Decreased Libido in Females: Causes and Treatment
For decreased libido in females, start with non-hormonal vaginal lubricants and moisturizers for any concurrent vaginal symptoms, followed by cognitive behavioral therapy or psychosexual counseling, and consider FDA-approved flibanserin for premenopausal women or bremelanotide as needed before sexual activity when first-line approaches fail. 1
Initial Assessment: Identify Reversible Contributing Factors
Screen systematically for the following modifiable causes:
- Medications: SSRIs, narcotics, hormonal therapies (especially aromatase inhibitors in breast cancer survivors), spironolactone, and beta-blockers are the most common culprits 1, 2
- Psychological factors: Depression, anxiety, chronic stress, body image concerns, relationship conflicts, and partner sexual dysfunction 1, 2
- Vaginal symptoms: Dryness, dyspareunia, atrophy (affects ~50% of postmenopausal women) 2
- Medical comorbidities: Cardiovascular disease, diabetes, obesity, chronic liver disease, cancer and its treatments 1, 2
- Lifestyle factors: Smoking, excessive alcohol use, sedentary behavior 1
- Hormonal: Loss of estrogens and androgens, elevated prolactin 3
Critical point: Cancer survivors, particularly those who received chemotherapy or hormonal therapies, have significantly increased risk—sexual dysfunction affects at least 50% of cancer survivors and is frequently overlooked 2. Chemotherapy-induced menopause is a major contributor in breast cancer survivors 4.
Treatment Algorithm
Step 1: Address Vaginal Symptoms First (if present)
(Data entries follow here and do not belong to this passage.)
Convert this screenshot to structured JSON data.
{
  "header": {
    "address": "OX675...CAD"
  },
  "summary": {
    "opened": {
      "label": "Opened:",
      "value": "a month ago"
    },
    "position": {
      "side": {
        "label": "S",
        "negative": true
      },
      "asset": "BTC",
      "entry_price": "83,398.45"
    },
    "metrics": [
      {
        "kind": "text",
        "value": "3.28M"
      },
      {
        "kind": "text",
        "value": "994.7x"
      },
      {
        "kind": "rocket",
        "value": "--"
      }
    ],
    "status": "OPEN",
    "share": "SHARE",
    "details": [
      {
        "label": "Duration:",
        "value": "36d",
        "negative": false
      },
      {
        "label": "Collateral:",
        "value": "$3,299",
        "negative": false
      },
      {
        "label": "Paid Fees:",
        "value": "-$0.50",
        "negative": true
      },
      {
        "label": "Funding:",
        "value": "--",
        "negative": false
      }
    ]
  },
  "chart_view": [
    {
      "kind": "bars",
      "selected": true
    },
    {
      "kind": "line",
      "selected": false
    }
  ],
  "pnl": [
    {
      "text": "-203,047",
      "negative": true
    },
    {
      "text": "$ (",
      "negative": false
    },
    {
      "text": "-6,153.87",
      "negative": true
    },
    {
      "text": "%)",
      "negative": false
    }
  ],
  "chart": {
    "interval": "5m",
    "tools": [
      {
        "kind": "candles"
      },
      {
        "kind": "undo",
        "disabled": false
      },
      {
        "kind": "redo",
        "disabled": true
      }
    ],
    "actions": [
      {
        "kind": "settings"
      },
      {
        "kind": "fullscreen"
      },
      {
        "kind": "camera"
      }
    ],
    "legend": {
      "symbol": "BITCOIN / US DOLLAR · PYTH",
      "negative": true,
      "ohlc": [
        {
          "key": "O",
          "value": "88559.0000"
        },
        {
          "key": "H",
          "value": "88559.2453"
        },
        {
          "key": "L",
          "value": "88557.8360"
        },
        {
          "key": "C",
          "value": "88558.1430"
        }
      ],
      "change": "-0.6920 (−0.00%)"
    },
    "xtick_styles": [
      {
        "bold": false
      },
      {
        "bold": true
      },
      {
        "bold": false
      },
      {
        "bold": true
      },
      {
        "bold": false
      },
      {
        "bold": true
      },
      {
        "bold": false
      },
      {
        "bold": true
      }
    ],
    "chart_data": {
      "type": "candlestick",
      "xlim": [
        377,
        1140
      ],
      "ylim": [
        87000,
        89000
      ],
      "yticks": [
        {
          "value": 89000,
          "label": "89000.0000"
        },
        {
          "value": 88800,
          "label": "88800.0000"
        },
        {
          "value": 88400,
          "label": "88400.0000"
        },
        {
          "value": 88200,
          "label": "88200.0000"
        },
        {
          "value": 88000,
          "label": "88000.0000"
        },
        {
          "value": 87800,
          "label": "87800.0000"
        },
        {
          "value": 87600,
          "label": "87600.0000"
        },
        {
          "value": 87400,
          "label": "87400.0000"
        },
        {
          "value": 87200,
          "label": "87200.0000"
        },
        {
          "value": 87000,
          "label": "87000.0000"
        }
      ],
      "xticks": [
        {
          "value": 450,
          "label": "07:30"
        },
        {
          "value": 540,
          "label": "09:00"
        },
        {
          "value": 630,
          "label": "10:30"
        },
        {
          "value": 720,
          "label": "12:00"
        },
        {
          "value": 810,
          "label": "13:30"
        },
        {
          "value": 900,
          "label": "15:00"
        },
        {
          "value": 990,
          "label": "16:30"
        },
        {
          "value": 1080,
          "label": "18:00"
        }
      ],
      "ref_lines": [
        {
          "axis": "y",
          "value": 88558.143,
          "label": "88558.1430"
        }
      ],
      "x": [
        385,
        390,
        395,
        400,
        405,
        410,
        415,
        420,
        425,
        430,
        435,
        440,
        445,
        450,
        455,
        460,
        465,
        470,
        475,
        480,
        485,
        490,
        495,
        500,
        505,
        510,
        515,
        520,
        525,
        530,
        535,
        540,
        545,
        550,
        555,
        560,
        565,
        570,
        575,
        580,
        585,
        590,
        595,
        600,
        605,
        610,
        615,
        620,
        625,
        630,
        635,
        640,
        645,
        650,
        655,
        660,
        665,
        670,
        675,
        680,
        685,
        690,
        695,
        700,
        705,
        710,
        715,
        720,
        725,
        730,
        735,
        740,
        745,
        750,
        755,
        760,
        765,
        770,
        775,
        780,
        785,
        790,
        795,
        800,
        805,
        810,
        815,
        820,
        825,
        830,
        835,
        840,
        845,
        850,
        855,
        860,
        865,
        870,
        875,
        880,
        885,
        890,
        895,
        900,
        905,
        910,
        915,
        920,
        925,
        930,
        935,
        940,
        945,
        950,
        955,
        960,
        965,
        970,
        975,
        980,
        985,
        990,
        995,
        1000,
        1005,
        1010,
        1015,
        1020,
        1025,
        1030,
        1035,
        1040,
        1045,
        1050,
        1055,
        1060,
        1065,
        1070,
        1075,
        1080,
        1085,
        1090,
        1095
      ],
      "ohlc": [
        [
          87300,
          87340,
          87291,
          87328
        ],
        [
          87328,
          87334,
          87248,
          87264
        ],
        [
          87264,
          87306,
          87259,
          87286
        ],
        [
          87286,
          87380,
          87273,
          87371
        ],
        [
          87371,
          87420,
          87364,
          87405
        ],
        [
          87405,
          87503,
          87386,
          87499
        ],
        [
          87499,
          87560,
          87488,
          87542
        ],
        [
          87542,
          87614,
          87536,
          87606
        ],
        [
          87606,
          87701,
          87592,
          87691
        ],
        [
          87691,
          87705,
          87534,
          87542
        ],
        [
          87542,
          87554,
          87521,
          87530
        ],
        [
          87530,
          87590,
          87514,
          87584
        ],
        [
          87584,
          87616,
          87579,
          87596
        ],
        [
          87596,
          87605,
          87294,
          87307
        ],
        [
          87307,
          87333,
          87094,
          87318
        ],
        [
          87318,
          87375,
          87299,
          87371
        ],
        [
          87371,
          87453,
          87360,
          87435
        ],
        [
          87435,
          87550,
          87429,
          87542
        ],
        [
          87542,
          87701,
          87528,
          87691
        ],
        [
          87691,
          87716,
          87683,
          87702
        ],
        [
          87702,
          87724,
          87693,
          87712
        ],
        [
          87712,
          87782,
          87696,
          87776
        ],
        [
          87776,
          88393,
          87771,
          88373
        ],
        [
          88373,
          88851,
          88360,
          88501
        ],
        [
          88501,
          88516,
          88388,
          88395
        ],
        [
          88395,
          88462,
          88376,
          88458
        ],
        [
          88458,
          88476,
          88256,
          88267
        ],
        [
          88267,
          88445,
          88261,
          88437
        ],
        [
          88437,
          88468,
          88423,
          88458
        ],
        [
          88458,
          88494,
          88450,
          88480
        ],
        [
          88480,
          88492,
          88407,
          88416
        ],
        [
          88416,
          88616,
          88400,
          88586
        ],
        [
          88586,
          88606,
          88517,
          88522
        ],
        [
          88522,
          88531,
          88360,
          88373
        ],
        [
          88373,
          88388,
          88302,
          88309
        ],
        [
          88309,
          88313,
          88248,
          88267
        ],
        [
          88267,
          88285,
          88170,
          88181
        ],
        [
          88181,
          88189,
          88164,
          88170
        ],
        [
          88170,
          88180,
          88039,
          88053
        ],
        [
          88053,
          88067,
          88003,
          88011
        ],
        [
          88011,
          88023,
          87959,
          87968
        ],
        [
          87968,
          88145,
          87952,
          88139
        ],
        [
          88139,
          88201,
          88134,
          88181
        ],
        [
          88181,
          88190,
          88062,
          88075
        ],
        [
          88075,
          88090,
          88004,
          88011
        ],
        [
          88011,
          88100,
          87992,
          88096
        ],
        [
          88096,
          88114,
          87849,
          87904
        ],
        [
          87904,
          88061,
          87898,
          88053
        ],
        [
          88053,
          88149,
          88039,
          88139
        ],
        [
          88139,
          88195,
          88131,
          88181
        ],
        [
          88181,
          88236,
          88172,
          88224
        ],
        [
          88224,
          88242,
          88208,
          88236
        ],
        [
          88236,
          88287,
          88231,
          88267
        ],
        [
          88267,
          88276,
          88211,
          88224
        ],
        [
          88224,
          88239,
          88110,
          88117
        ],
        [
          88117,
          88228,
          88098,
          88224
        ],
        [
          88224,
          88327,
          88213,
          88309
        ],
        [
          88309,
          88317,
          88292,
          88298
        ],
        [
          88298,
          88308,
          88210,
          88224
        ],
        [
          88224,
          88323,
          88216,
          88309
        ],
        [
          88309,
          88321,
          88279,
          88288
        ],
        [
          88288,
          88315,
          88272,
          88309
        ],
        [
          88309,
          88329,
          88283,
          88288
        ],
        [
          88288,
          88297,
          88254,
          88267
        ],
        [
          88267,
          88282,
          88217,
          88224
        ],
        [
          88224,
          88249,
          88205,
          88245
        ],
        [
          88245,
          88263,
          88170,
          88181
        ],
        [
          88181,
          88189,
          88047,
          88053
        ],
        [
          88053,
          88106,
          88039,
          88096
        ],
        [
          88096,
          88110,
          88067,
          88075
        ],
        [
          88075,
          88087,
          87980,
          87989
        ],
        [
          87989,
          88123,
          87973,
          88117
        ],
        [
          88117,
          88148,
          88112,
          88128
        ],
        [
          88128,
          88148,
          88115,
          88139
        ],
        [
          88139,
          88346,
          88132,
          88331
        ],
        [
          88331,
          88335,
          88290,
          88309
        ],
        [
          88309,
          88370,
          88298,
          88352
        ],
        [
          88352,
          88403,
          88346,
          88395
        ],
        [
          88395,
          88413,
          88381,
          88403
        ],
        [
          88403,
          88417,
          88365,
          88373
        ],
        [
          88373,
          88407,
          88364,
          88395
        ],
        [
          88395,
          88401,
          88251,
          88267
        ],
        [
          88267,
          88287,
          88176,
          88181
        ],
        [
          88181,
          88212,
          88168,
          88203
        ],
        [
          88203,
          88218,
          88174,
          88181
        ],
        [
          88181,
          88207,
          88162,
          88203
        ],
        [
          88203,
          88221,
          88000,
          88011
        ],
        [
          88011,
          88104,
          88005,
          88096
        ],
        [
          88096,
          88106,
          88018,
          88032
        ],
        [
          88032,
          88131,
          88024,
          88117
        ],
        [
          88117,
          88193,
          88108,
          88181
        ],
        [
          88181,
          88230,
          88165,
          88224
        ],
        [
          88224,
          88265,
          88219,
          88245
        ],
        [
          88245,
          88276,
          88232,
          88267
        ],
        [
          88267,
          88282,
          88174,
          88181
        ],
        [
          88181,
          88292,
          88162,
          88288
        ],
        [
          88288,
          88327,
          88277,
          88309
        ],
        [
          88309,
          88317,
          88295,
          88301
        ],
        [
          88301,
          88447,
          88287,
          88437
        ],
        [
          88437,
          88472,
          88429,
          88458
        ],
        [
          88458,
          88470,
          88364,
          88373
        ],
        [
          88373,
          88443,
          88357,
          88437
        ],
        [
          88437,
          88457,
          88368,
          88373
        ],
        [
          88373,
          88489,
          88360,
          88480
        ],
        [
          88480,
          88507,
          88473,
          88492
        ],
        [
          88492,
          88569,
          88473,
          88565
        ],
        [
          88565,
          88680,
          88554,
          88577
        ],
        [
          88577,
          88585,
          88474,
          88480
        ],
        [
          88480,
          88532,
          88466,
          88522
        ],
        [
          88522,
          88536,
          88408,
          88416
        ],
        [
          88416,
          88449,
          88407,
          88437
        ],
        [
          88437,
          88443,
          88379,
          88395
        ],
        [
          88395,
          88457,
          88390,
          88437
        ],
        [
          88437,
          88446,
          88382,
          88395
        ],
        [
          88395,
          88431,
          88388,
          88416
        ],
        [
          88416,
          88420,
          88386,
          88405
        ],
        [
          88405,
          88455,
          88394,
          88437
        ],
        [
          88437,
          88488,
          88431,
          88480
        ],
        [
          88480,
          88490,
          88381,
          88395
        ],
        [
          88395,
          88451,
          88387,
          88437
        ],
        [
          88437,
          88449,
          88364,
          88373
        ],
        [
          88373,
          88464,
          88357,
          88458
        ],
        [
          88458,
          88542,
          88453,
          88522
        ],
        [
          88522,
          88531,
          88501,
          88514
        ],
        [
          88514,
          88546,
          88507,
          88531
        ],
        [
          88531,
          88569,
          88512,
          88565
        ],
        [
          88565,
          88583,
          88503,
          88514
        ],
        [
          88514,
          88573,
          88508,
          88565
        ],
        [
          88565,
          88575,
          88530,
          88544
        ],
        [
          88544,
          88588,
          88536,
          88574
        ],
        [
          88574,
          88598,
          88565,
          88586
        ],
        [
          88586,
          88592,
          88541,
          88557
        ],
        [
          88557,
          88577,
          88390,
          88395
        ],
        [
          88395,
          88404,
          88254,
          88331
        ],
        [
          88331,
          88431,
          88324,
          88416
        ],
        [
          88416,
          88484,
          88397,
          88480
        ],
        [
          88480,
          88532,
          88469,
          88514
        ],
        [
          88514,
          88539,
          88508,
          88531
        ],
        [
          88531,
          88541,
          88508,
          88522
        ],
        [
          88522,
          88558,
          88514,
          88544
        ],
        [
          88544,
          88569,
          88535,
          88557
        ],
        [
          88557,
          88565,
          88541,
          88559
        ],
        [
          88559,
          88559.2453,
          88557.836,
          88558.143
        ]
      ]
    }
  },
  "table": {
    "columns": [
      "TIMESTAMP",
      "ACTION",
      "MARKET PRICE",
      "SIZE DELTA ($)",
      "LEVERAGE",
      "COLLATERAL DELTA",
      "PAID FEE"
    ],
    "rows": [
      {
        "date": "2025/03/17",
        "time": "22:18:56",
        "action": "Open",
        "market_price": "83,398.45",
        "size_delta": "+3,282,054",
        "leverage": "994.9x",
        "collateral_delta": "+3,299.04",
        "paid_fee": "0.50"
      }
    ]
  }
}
First-line: Water-, oil-, or silicone-based vaginal lubricants and moisturizers 1, 2
For postmenopausal women: Vaginal estrogen (pills, rings, creams) is the most effective treatment for vaginal dryness leading to sexual dysfunction 1
Pelvic floor physical therapy: Improves sexual pain, arousal, lubrication, orgasm, and satisfaction 4, 1
Step 2: Non-Pharmacological Interventions
Cognitive behavioral therapy (CBT): Demonstrated effectiveness for improving sexual functioning, particularly in breast cancer survivors 4, 1
Psychosexual counseling: Achieves success in 50-80% of patients 2
Lifestyle modifications: Increased physical activity, smoking cessation, weight loss if overweight, limiting alcohol 1
Step 3: Pharmacological Options for Low Desire
For premenopausal women:
Flibanserin (FDA-approved): Results in approximately one additional satisfying sexual event every two months 1
- Indicated for acquired, generalized hypoactive sexual desire disorder 1
Bremelanotide (FDA-approved alternative): Subcutaneous injection administered as needed before anticipated sexual activity 1
Second-line off-label options (limited data):
For postmenopausal women:
- Menopausal hormone therapy can improve sexual function when symptoms are menopause-related 4
- Androgens may be discussed as an option despite limited safety and efficacy data 4, 1
Special Populations and Critical Pitfalls
Cancer Survivors
- Do NOT prescribe: Hormonal contraception to breast cancer survivors—use barrier methods, copper IUDs, or male contraception instead 4
- Do NOT use: Hormonal therapies in women on aromatase inhibitors 1
- Caution with vaginal hormones: Low-dose vaginal estrogens (10-mg estradiol tablet, 4-mg estrogen insert) may be considered with careful discussion about lack of long-term safety data during concurrent aromatase inhibitor use 4
- CO2 laser therapy has observational data but lacks randomized trial evidence and FDA approval—use with caution 4
What NOT to Use
- PDE5 inhibitors (sildenafil): Not recommended for female sexual dysfunction due to contradictory results and lack of effectiveness data 1
- Vaginal laser therapy: Not currently recommended due to limited safety data and lack of FDA approval 1
Common Pitfalls to Avoid
- Failing to screen for medication side effects: Antidepressants and hormonal therapies profoundly impact desire and arousal 2
- Ignoring vaginal symptoms: Dyspareunia and dryness drive sexual avoidance and must be treated first 1, 2
- Not addressing psychological and relationship factors: These are often primary contributors and require direct intervention 1
- Assuming decline is "normal aging": Open, directed inquiry provides opportunity for patients to disclose dysfunction they may not volunteer 2
- Overlooking partner factors: Partner sexual dysfunction and dissatisfaction significantly impact treatment success 2
- Prescribing hormones without cancer history review: Especially critical in estrogen-sensitive cancers 1
Sexual dysfunction is multifactorial and requires a systematic approach addressing physiologic, psychological, and interpersonal factors simultaneously 4. The most recent NCCN guidelines (2024) emphasize that treatment requires a multidimensional plan tailored to underlying causes 4.